Projects help you to put your skills and knowledge into test. I have done multiple projects from classical Machine Learning to advanced Deep Learning algorithms. Some of the projects are end to end from data collection to deployment into the cloud.
Professional Projects :
Here are the projects I worked on while in software companies. I have worked with multiple clients from different countries. We were working on the problem statements which would make world to be a better place to live in. Some of the major projects are explained below.
Driver Drowsiness Level Detection in an Automobile
Skills : Computer Vision, Time Series, Deep Learning
- I was working on this problem statement in my company at Bosch Global Software Technologies.
- As we all know, a lot of accidents happen due to driver feeling drowsy if driving for a long time. It is important to work on this problem statement
as to avoid these accidents.
- Our aim was to detect the drowsiness level of driver which was our target feature. It was labelled as 1 - 10, 1 being least drowsy and vice-versa.
- We prepared our dataset using facial features extracted from images taken using interior cameras. Video data was collected through various.
drivers and those videos were converted to base-signals using feature extraction techniques which were there used for data preparation and model training part.
- We framed this as a time series problem by drawing an analogy that a driver feels drowsy after driving it for a long time.
We performed experiments using various deep learning algorithms (ANNs, RNNs, LSTMs).
Driver Seat-Belt Detection in an Automobile
Skills : Computer Vision, Deep Learning, Explainable AI
- I was working on this problem statement in my company at Bosch Global Software Technologies.
- A lot of critical injuries might happen if a driver meets with an accident if seatbelt is not worn. So our main aim was to detect if driver has worn a seatbelt
or not while driving.
- We had collected real time images from interior cameras in an automobile. These images also had various corner cases like driver wearing black clothes and had black
seatbelt, or patterned clothes having black and white stripes.

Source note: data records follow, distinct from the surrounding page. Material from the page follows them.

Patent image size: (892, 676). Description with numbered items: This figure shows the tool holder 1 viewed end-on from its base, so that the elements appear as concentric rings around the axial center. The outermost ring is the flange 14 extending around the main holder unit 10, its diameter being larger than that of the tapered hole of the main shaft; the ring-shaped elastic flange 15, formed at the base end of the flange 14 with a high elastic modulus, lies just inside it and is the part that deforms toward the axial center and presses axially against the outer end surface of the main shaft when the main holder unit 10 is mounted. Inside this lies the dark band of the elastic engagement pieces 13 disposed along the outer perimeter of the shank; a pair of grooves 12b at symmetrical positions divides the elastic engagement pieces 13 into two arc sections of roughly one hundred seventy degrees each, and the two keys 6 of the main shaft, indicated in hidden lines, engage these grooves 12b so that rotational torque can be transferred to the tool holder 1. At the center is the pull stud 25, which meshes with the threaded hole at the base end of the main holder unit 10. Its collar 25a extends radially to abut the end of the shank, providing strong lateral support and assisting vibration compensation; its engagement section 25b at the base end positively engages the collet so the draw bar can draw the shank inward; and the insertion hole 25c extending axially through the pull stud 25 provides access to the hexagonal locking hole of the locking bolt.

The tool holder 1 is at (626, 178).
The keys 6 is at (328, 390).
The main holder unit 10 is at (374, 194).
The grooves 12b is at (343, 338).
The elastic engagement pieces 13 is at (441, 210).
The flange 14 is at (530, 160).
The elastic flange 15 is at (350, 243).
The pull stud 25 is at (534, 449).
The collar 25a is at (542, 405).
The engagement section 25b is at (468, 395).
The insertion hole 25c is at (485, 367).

- Fine-tuned object detection models Mobile Net, Efficient Net for detection of seat-belt purpose. Got accuracy of 92% after building complete solution.
To improve the accuracy we were working on corner-cases as mentioned in above point by using explainable AI techniques such as Grad-CAM.
Test Cases prediction using Natural language Processing Techniques.
Skills : Natural Language processing, Machine Learning, Deep Learning, Deployment
- I was working on this problem statement in my company at Bosch Global Software Technologies.
- This was a classification problem where target feature consisted of 8 components of an automobile (such as chasis, audio software, camera module,etc)
- Our problem statement was to assign test cases collected from users to be automatically assigned to respective component department without manual interruption.
- We used advanced deep learning like Transformer based solutions using Natural Language processing techniques as our dataset was textual.
- Implemented Word2Vec model for data augmentation and used it for fine-tuning a BERT model to fetch word-embeddings.
- Increased performance of existing model by 6%. Developed an API using FastAPI for production purpose.
Academic and Personal Projects :
Here are my major academic and personal projects. Soe of them are the end to end projects from data collection to model deployment on public cloud platform. The aim of these projects was to test my knowledge of ML and AI and know how to use the algorithms for various used cases. Please click on 'Github' button if you want to learn more or check the github code.
An Eye for blind - Image Captioning using Deep Learning
Skills : Computer Vision, Deep Learning (Attention mechanism), Natural Language Processing
- Built an image captioning model and read captions aloud for blind people.
- Data had around 8000 images with 5 captions per image, used NLTK and Keras for captions and images pre-processing, Encoder - Attention - Decoder with CNN as encoder
and RNN as decoder, transfer learning through InceptionV3 model.
- BLEU score was used for evaluating the captions.
- This project is end-to-end and deployed on public cloud platform. You can try it out by clicking on button below.
Flight Fare Prediction using Machine Learning(Ensemble Model)
Skills : Data Analysis, Machine Learning
- I like to travel a lot. So for this purpose I thought it would be better if try to analyse this data and make a model out of it just for
academic purpose.
- The dataset consists of records for different airlines,travel routes,stops,sources,destination,date of journeyprice,etc.Price is the target variable.
- This project is end-to-end and deployed on public cloud platform. You can try it out by clicking on button below.
Sales Forecasting using Time Series Modelling
Skills : Data Analysis, Time Series, Machine Learning
- Built a model to forecast sales of a drug seller store. - Treated Outliers by capping, examined for trend and seasonality of data. - Causality tests were performed to check if other times series affect target time series or not. - Used VAR/ VARMA/ VARMAX models, exogenous variables to check performance of models, RMSE metric for evaluation.